Feb 25, 2010

After not writing about Lady Gaga, or rather, giving her a fullish treatment* for so long, I thought I might just avoid avoid for always (a talent). And the information ('the fame,' the hype) mounted, the task became fatter and fatter, further delayable, -whelming.

But this article in--I know it's stupid--Advertising Age, "Gaga, Oooh La La: Why Lady Gaga is the Ultimate Social Climber,"

has got me really bothered, in a semi-clarifying** way.

The piece frames discussion of Lady Gaga (to frame it at all is a help) outside, or aside from art (thank G-d); it's a lot of shop talk about a sudden media mogul and a character of our youth and times, a shameless self-promoter.

After a first skim, I got real sour over how there's no such color as "cherry pink," and how this sort of dissonance that isn't proper dissonance so much as error is exactly Gaga, her bad poetry and air-puffed stylings. Which brings me round to how "air-puffed stylings" are a thing I love. And bad poetry is a thing I hate. And LOVE HATE LOVE HATE; this always seems to be the way with Gaga. She does so much at once, and some of it well, and you get to digging the half and getting a little enraged at the rest and thinking and talking about it all through. So her missteps have little/zero bearing on big, lots-of success.

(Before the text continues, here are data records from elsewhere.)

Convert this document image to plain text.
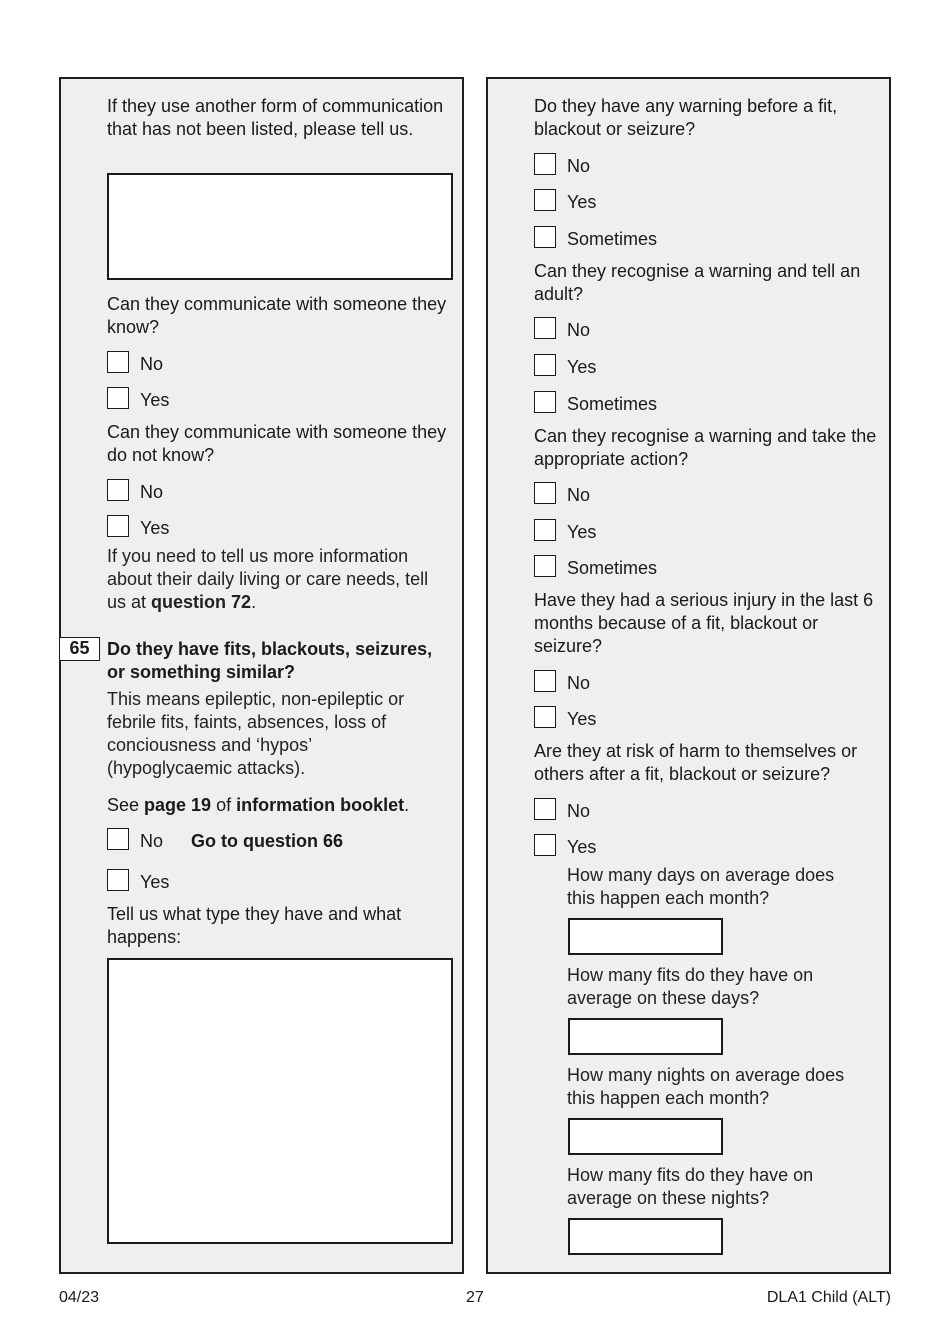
If they use another form of communication that has not been listed, please tell us.
Can they communicate with someone they know?
No
Yes
Can they communicate with someone they do not know?
No
Yes
If you need to tell us more information about their daily living or care needs, tell us at question 72.
65 Do they have fits, blackouts, seizures, or something similar?
This means epileptic, non-epileptic or febrile fits, faints, absences, loss of conciousness and ‘hypos’ (hypoglycaemic attacks).
See page 19 of information booklet.
No Go to question 66
Yes
Tell us what type they have and what happens:
Do they have any warning before a fit, blackout or seizure?
No
Yes
Sometimes
Can they recognise a warning and tell an adult?
No
Yes
Sometimes
Can they recognise a warning and take the appropriate action?
No
Yes
Sometimes
Have they had a serious injury in the last 6 months because of a fit, blackout or seizure?
No
Yes
Are they at risk of harm to themselves or others after a fit, blackout or seizure?
No
Yes
How many days on average does this happen each month?
How many fits do they have on average on these days?
How many nights on average does this happen each month?
How many fits do they have on average on these nights?
04/23	27	DLA1 Child (ALT)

Being careful and quiet and curatorial about your output, your clothes and tongue and artworks is a game with some shame. And Gaga is principally (I'm restating this) shameless. In a personal way, her shamelessness, her costumed theater-kidness, prevents me from getting too invested, despite her clear abilities as a pop author and professional celebrity. Obviously, it's not performance full stop that makes me ill at ease. It's frenetic, thready performance (passed off as fully-cooked, impeccable), and masturbatory performance for performance's sake. Or she's just not that smart? I guess. I'm not so keen on actors, on inauthentic roles made "real," or presented as such. I wonder how I might have felt about early and mid- Bowie in real time....this is immeasurable. I'm sure I'd have been thrilled by him, and his character strangeness. For starters, his music, his poetical skill, is unassailable. Bowie is so smart, smart in ways young Gaga never will be, Madonna never was, etc. And, plainly, those were different times. Bowie's flashy difference was politically significant in ways that I'm not yet convinced Gaga is or could be...

I'm no surly adolescent; I feel pretty wretched about pop cultural non-embrace. I like to like the general, present likes. And I do. I do like "Summerboy" and "Paparazzi" and the newer "Alejandro" and "Monster." I like the way they sound, all Euro and emotionally punchy, and, even if I don't like the total lyric, I am moved by certain passages: the line in "Monster," "He ate my heart and then he ate my brain;" the repeated protest in "Bad Romance, "I don't want to be friends/I don't want to be friends." Comic-tragic disco. This is a rather great thing Gaga is doing: crafting, as her idol Bowie urges, "dance song[s] that can make you break down and cry." But the high speed of her rise and release of singles and images paired with singles (the artifice) has made for some holes, gaps, confusions, sort of degraded the quality of the recordings, the foundational work.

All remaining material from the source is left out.